Rob Hunter rhunter007 at yahoo.com
Tue Sep 16 16:24:30 EDT 2003


> 
> > Well, yeah.  And that's a good thing, right? 
> I
> > mean, perhaps not in general, but certainly
> in
> > this case I think everyone can agree that it
> is
> > *assignment* which creates the confusing
> issue of
> > all buttons being named 10.
> 
> Depends on how you look at it:
> 
> [Jeff's example code]
> def make_stupid_gui():
>      t = Tk()
>      for i in range(10):
>          b = Button(t, text="Button #%d" % i,
>              command=lambda: button_func(i))
>          b.pack()
> make_stupid_gui()
> 
> The reason that you get surprising results, is
> that the i in 
> button_func(i) isn't evaluated until that piece
> of code is actually 
> called.  When it's called, it looks at the
> value that i has *at that 
> moment*.  The value it had when the button and
> the lambda were created, 
> is not stored anywhere, so it cannot be used. 

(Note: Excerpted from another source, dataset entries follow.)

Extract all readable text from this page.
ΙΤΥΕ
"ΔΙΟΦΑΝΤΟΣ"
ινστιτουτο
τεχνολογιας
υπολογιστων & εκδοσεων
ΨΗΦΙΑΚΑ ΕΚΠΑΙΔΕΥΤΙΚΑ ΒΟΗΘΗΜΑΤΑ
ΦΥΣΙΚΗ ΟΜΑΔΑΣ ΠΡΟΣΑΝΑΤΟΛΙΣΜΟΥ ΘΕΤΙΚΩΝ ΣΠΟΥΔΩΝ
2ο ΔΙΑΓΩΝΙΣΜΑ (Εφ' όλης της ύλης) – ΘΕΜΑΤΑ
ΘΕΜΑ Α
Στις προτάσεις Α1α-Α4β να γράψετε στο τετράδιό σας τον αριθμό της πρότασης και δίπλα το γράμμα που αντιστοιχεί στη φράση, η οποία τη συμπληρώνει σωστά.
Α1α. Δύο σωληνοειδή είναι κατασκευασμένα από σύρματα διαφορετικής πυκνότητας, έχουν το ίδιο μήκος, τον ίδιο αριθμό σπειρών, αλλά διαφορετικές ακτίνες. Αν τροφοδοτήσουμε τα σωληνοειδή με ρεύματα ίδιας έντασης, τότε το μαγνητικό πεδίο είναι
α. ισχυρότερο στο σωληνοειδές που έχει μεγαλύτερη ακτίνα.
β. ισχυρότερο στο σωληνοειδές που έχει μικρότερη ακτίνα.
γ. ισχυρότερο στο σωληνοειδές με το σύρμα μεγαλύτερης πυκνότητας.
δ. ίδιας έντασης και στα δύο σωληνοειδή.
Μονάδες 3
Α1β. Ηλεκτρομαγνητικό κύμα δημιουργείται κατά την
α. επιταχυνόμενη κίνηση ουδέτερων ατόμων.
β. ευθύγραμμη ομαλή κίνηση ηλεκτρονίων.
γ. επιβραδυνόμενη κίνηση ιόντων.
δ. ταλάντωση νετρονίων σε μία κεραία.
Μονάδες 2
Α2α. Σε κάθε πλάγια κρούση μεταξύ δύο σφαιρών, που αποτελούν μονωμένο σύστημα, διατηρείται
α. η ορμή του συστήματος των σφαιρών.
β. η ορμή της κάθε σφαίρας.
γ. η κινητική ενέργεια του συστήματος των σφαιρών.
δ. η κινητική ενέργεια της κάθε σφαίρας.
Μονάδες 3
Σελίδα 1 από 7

I don't *think* that's correct (though I could be
wrong).  What you're describing is "dynamic
scoping".  That's where the body of a function
(or code block in this case) isn't evaluated
until it is used.  And thus, free variables in
the body assume whatever values their calling
environment has.  Dynamic scoping is a bad thing.

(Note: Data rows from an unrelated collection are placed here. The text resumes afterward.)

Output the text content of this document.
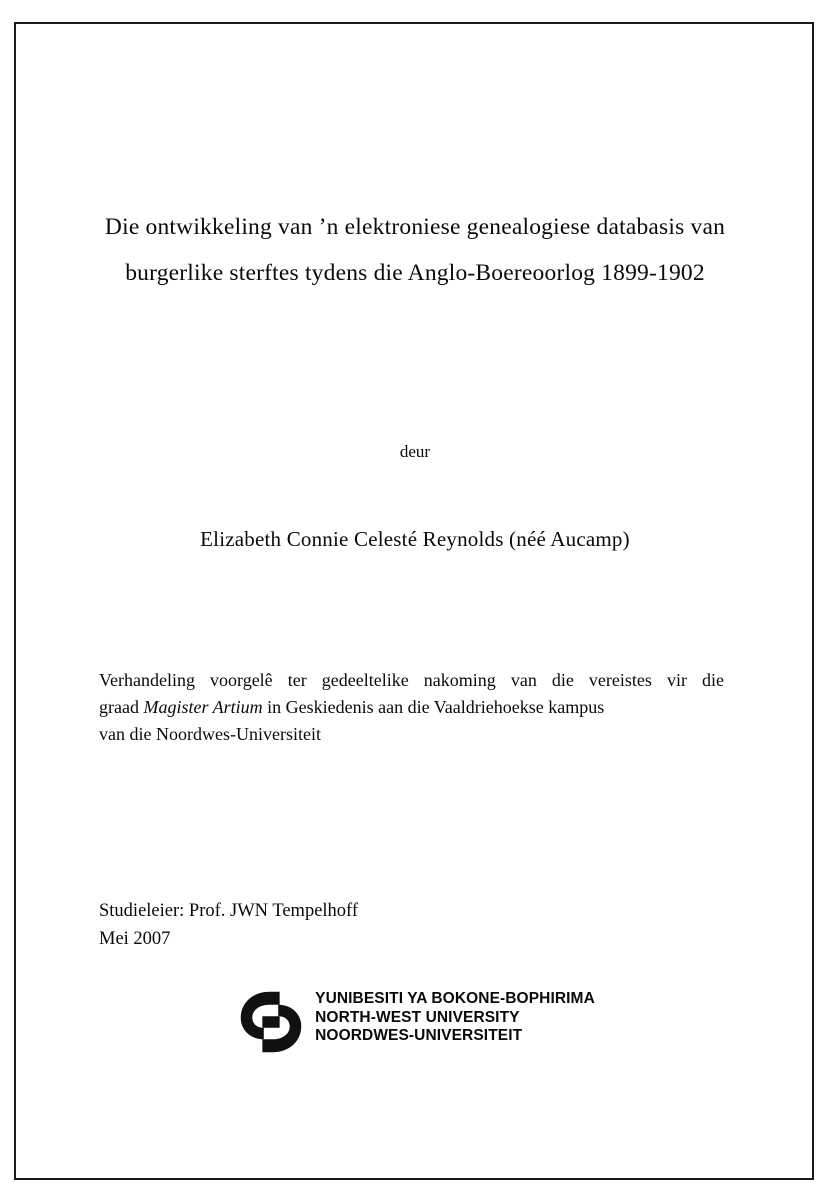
Die ontwikkeling van ’n elektroniese genealogiese databasis van
burgerlike sterftes tydens die Anglo-Boereoorlog 1899-1902
deur
Elizabeth Connie Celesté Reynolds (néé Aucamp)
Verhandeling voorgelê ter gedeeltelike nakoming van die vereistes vir die
graad Magister Artium in Geskiedenis aan die Vaaldriehoekse kampus
van die Noordwes-Universiteit
Studieleier: Prof. JWN Tempelhoff
Mei 2007
YUNIBESITI YA BOKONE-BOPHIRIMA
NORTH-WEST UNIVERSITY
NOORDWES-UNIVERSITEIT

 So bad, in fact, that lisp added (at least the
option of, I think) static scoping, Scheme
exclusively uses static scoping, and that Python
corrected their mistake (it used to be
dynamically scoped).

But anyway, from my tests, and from what I've
read, Python has static scoping, but what
assignment allows you to do is violate, in a way,
this static scoping, which is what we see here.